Bildung für nachhaltige Entwicklung und Inklusion

In der aktuellen Diskussion über Inklusion und Bildung für nachhaltige Entwicklung (BNE) beleuchtet der Aufsatz von Marie-Christine Vierbuchen und Marco Rieckmann die Grundprinzipien und Potenziale dieser Themen. BNE zielt darauf ab, Individuen im Umgang mit nachhaltiger Entwicklung zu befähigen, während inklusive Bildung die Teilhabe aller Menschen an Bildung und Gesellschaft in den Mittelpunkt stellt.
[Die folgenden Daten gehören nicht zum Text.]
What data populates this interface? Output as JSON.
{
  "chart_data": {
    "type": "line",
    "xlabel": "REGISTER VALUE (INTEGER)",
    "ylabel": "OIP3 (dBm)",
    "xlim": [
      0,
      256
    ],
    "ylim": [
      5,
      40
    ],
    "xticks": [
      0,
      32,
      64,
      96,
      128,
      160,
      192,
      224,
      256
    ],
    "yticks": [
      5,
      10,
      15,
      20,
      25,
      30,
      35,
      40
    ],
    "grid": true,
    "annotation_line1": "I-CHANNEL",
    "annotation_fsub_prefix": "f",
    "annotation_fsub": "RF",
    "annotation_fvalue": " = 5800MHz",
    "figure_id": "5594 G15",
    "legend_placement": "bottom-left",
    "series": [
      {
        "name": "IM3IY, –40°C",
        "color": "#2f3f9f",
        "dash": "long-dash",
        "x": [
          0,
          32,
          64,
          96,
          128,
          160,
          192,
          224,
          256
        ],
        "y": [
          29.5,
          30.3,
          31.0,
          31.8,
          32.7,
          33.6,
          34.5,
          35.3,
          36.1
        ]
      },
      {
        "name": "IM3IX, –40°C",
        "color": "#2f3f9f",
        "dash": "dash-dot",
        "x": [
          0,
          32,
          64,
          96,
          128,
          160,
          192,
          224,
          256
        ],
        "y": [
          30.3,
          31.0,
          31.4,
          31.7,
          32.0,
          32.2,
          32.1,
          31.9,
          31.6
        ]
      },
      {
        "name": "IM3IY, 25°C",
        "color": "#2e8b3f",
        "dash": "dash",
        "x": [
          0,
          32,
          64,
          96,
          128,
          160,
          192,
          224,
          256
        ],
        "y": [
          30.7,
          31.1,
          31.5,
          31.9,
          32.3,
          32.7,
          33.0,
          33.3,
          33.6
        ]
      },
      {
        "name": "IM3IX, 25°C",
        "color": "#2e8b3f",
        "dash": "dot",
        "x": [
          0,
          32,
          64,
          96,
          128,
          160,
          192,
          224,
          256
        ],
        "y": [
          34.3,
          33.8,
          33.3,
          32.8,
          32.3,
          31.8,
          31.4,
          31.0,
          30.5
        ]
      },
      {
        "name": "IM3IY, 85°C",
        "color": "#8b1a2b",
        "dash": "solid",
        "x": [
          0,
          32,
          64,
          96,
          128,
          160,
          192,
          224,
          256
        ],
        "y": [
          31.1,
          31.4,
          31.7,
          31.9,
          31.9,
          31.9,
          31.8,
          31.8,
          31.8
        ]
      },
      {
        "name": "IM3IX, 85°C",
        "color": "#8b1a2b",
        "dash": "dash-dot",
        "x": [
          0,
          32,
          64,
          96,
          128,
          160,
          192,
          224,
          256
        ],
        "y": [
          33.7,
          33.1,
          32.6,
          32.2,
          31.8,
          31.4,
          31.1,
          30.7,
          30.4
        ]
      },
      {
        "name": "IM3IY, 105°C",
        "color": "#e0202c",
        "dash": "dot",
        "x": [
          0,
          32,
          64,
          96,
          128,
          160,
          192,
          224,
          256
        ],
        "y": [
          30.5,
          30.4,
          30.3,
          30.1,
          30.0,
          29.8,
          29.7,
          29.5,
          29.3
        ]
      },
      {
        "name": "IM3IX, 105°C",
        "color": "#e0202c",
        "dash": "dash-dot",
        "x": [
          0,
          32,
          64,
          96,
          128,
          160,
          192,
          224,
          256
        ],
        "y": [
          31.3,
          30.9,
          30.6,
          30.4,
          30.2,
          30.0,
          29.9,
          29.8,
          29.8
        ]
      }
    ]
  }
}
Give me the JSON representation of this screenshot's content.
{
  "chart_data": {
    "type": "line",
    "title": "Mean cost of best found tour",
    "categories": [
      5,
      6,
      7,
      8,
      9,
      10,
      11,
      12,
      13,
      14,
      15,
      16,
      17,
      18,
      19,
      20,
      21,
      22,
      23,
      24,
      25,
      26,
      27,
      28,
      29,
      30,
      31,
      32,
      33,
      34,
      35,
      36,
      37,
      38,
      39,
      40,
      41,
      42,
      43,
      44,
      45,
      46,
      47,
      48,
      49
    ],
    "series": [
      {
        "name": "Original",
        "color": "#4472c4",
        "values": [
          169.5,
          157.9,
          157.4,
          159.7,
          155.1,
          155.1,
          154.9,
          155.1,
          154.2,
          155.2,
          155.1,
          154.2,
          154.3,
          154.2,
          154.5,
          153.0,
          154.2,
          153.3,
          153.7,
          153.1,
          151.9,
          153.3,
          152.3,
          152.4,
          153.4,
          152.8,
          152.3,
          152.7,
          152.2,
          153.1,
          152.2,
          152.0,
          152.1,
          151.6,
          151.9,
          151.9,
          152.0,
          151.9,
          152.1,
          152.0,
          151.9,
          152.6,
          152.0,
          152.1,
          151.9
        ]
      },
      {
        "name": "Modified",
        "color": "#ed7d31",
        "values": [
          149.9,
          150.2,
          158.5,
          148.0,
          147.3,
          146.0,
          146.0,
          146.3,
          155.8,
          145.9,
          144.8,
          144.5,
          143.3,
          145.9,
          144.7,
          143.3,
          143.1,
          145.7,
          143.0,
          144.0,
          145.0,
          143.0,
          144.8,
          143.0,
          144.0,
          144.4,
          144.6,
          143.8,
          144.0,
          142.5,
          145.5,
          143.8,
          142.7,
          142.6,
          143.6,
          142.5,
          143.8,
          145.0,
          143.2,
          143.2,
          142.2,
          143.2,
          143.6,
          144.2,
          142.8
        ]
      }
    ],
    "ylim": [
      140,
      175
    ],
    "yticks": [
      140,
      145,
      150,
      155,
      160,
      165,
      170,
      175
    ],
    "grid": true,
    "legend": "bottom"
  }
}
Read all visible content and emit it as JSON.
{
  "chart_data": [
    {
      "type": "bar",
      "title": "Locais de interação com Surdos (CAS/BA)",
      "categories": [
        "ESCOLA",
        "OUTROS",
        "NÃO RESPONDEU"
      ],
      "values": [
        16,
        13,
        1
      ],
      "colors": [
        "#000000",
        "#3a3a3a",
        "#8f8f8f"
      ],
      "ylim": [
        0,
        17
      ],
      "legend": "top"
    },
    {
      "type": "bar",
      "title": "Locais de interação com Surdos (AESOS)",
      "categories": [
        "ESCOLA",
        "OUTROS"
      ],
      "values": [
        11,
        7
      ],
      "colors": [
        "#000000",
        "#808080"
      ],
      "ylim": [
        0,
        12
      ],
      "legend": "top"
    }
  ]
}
Bisher wurden diese wissenschaftlichen Diskurse jedoch weitgehend getrennt geführt.

Ein Ziel der Autoren war die Entwicklung einer gemeinsamen Perspektive auf BNE und inklusive Bildung, was die Grundlage für zukünftige Diskussionen über erfolgreiche Bildungsprozesse schaffen könnte. Autorinnen wie Katarina Rončević und Lea Schulz nennen in der ZEP – Zeitschrift für internationale Bildungsforschung und Entwicklungspädagogik Bedingungen, die für das Gelingen von Inklusion und BNE notwendig sind, und ermutigen dazu, gemeinsame Ansätze zu entwickeln, um diese Themen im Bildungsbereich voranzubringen.

Zusammengefasst zeigt Dr. Jones’ Besuch an der TU Braunschweig sowohl die Bedeutung von internationalem Austausch in der Lehrerbildung als auch die Notwendigkeit, unterschiedliche Bildungssysteme und -konzepte kritisch zu reflektieren und voneinander zu lernen.